Sigmund Freud, fils des Lumières, délibérément, animé de positivisme scientifique, qui ne veut adhérer qu’à une vision du monde scientifique , une Weltanschaung, récusant toute aliénation de l’esprit de l’être humain dans les croyances occultes. Et pourtant, Freud sait pertinemment bien, puisqu’il le déclare, que des ennemis possibles de la psychanalyse comme discipline scientifique, la philosophie, l’art et la religion, c’est bien la religion qu’il faut craindre, parce qu’elle est certainement plus tenace et promet à l’homme autre chose que ce que peut promettre la philosophie ou l’art, il écrit:«Des trois puissances ( la philosophie, l’art et la religion) qui peuvent contester à la science son territoire, seule la religion est un ennemi sérieux» (Nouvelles conférences p.214). La préoccupation religieuse, toutefois, accompagnera Freud jusqu’à ses derniers moments. Il parlera bien de sentiment océanique, qui habite l’homme, mais n’ira pas jusqu’au bout de sa réflexion dans ce domaine.

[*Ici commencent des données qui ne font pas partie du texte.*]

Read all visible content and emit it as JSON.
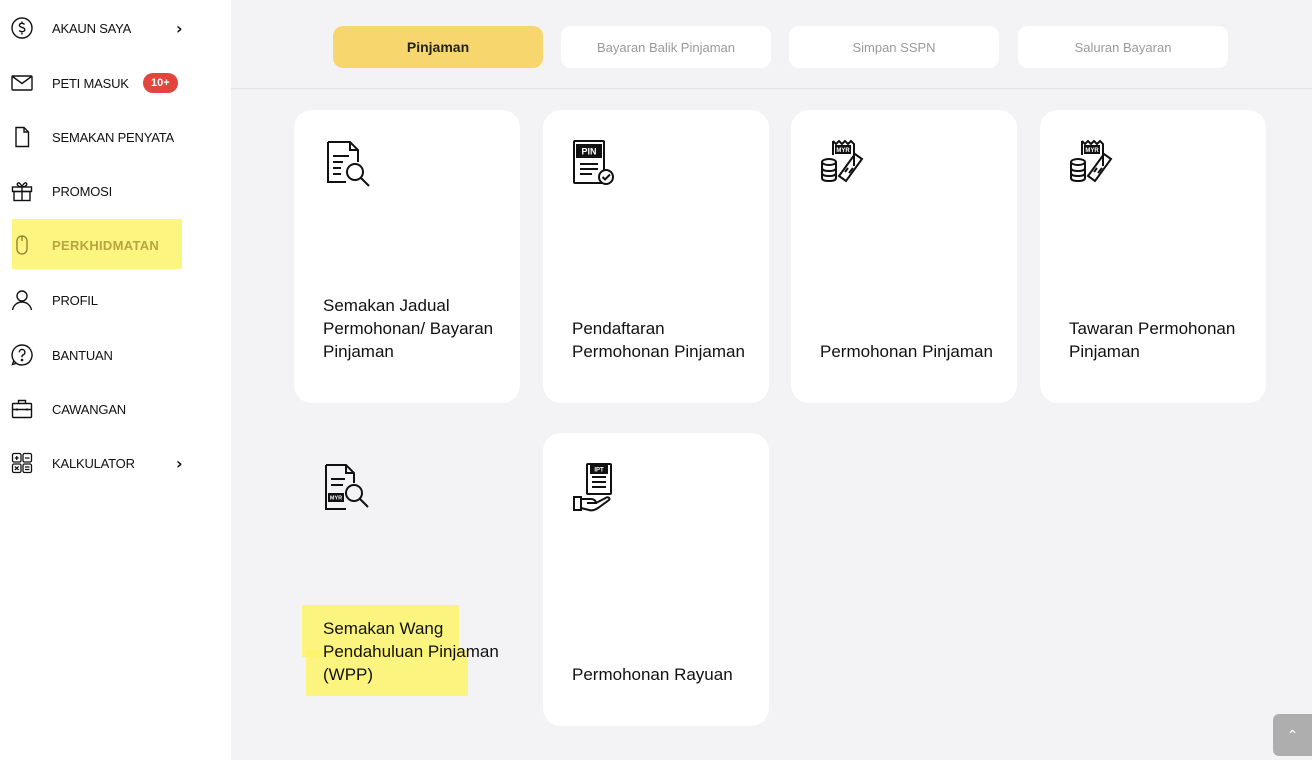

Costi Bendaly, auteur de cette inestimable réflexion, soutenue comme thèse de Doctorat d‘Etat en 1981 et enfin parue , remaniée, en trois volumes très denses, publiés successivement en 2007, 2008 et 2009 sous trois titres différents: Freudisme et religion, Désir et Foi et Les approches symboliques en psychologie religieuse, de même que deux autres ouvrages en langue française, l’un directement lié à la thèse dont il constituait initialement un chapitre, intitulé Ombres et splendeurs de l’esprit d’enfance, publié en 2007 et un autre ouvrage sorti initialement en France en 1983 et republié au Liban en 2007 également, sous le titre Jeûne et oralité, Costi Benaly donc est un chrétien profondément croyant, fils fidèle de l’Orthodoxie d’Orient, dans le droit chemin de l’Église d’Antioche, pétri de foi active et soucieux de transmettre aux jeunes et aux adultes, le sens profond du message évangélique, éclairé par la psychologie contemporaine et les enseignements libérateurs de certains aspects de la psychanalyse. Jamais psychologie et psychanalyse ne l’ont aveuglé, jamais les écrits freudiens prêchant l’athéisme ne l’ont négativement impressionné. Quand Freud déclare superbement:«Alors nous pouvons dire sans regret, avec un de nos compagnons d’incroyance (Henri Heine): nous laissons le ciel aux oiseaux et aux anges», dans l’Avenir d’une illusion, Costi Bendaly peut davantage retenirce que ce même Freud dit dans Les Nouvelles conférences: «Quand on se targue d’être sceptique, il convient parfois de douter de son propre scepticisme». Mais Costi Bendaly, qui a très tôt dans sa vie fréquenté l’œuvre de Sigmund Freud, rend hommage à son génie, avoue avoir appris beaucoup de choses à sa fréquentation et va jusqu’à se dire son ami. Cela rassure en ces moments où certains écrits essaient de ternir l’image de ce génie dont l’œuvre a introduit dans l’ensemble du corpus des sciences humaines et de la pensée en général, un apport décisif désormais incontournable.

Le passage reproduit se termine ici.